- The Washington Times - Monday, July 18, 2005

INDIANAPOLIS (AP) — Guidant Corp. yesterday warned physicians that replacements might be needed for nine pacemaker models made from 1997 to 2000, including about 28,000 still implanted in patients worldwide.

The Indianapolis-based company, which last month recalled almost 109,000 defibrillators, released a warning that a sealing component in the pacemakers has degraded in some cases, resulting in higher-than-normal moisture in the devices and possible malfunction.

About 78,000 of the pacemakers were distributed, with about 18,000 remaining in U.S. patients, the company said. The devices, which send electrical pulses to the heart to accelerate a slow heartbeat, have a seven- to 10-year life span before they must be replaced.

Guidant said it has identified 69 failures among the pacemakers — all after they had been used for at least 44 months. The models include: Pulsar Max, Pulsar, Discovery, Meridian, Pulsar Max II, Discovery II, Virtus Plus II, Intelis II and Contak TR.

The company advised physicians to consider replacing the devices in patients who are dependent on the pacemakers. Pacemakers are about the size of two half dollars held together.

Several patients using the devices have lost consciousness or developed possible heart failure, Guidant said. It reported the death of one person whose pacemaker might have failed, but said the role of the device could not be confirmed because it was not returned for testing.

Food and Drug Administration spokeswoman Julie Zawisza said the agency was evaluating Guidant’s warning. The company said the FDA might classify the warning as a recall. Guidant issued two safety warnings last month for 11 models of defibrillators that were later classified by the FDA as recalls.

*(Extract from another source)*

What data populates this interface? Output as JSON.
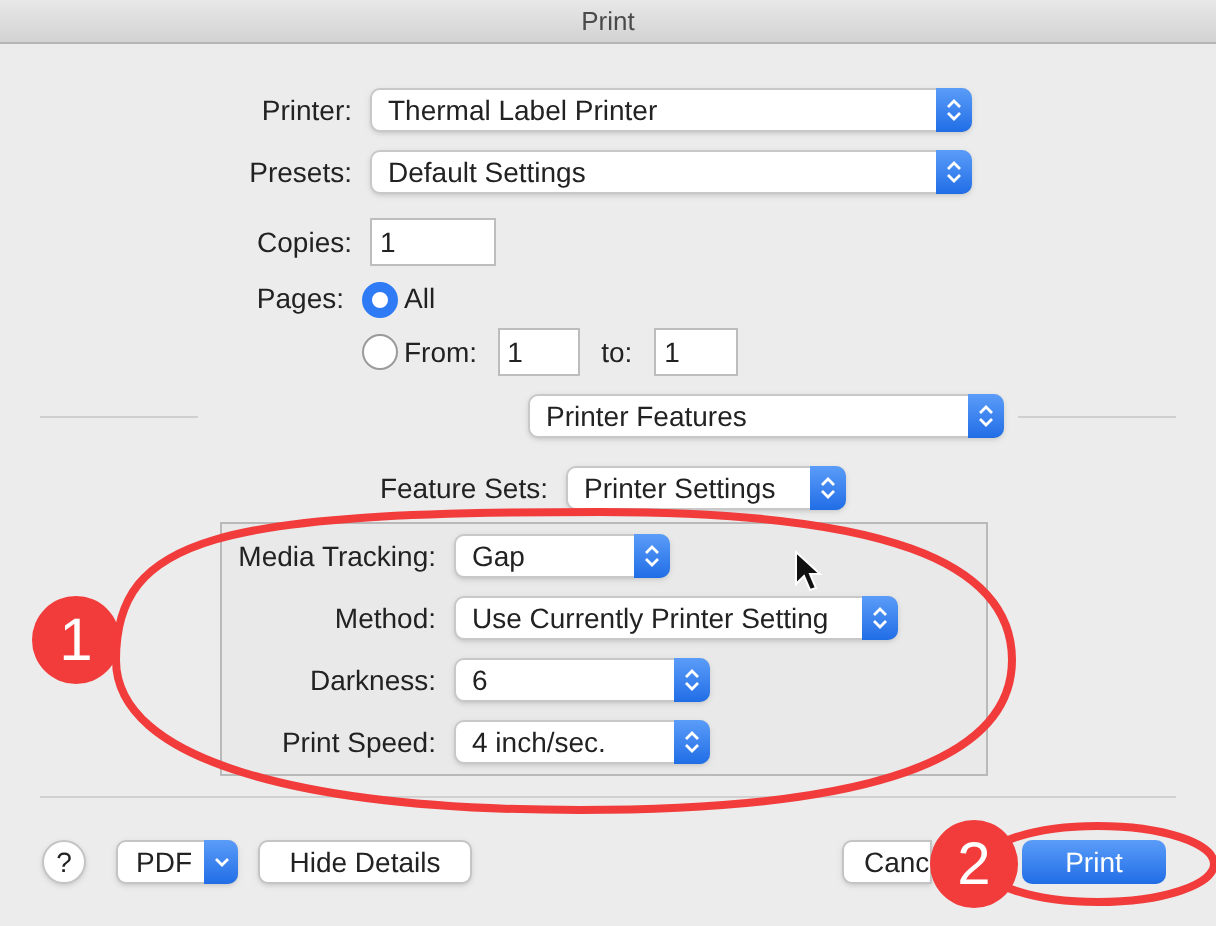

Defibrillators, three times the size of pacemakers, are also implanted and shock the heart back into rhythm when it beats too quickly. Almost 88,000 of the Guidant devices that were recalled remain implanted worldwide.

The problem with Guidant’s pacemakers poses less of a risk for patients than that of its defibrillators, said Dr. Angel Leon, chief of cardiology at Emory Crawford Long Hospital in Atlanta. That’s because of the relatively small number of pacemakers implanted and because the degradation that can occur does so gradually, allowing patients more time to seek help.

Dr. Leon also said he expects more warnings from medical-device manufacturers, including Guidant, as the companies respond to criticism they have withheld safety information.

“Every manufacturer of these devices has had failures, has had recalls and has had advisories,” he said. “It will continue to happen. It’s how the companies handle the recalls that’s important.”

Guidant said that it would replace the pacemakers at no charge through the end of the year, even though the warranty on many has expired, and that it would reimburse patients up to $2,500 for medical expenses.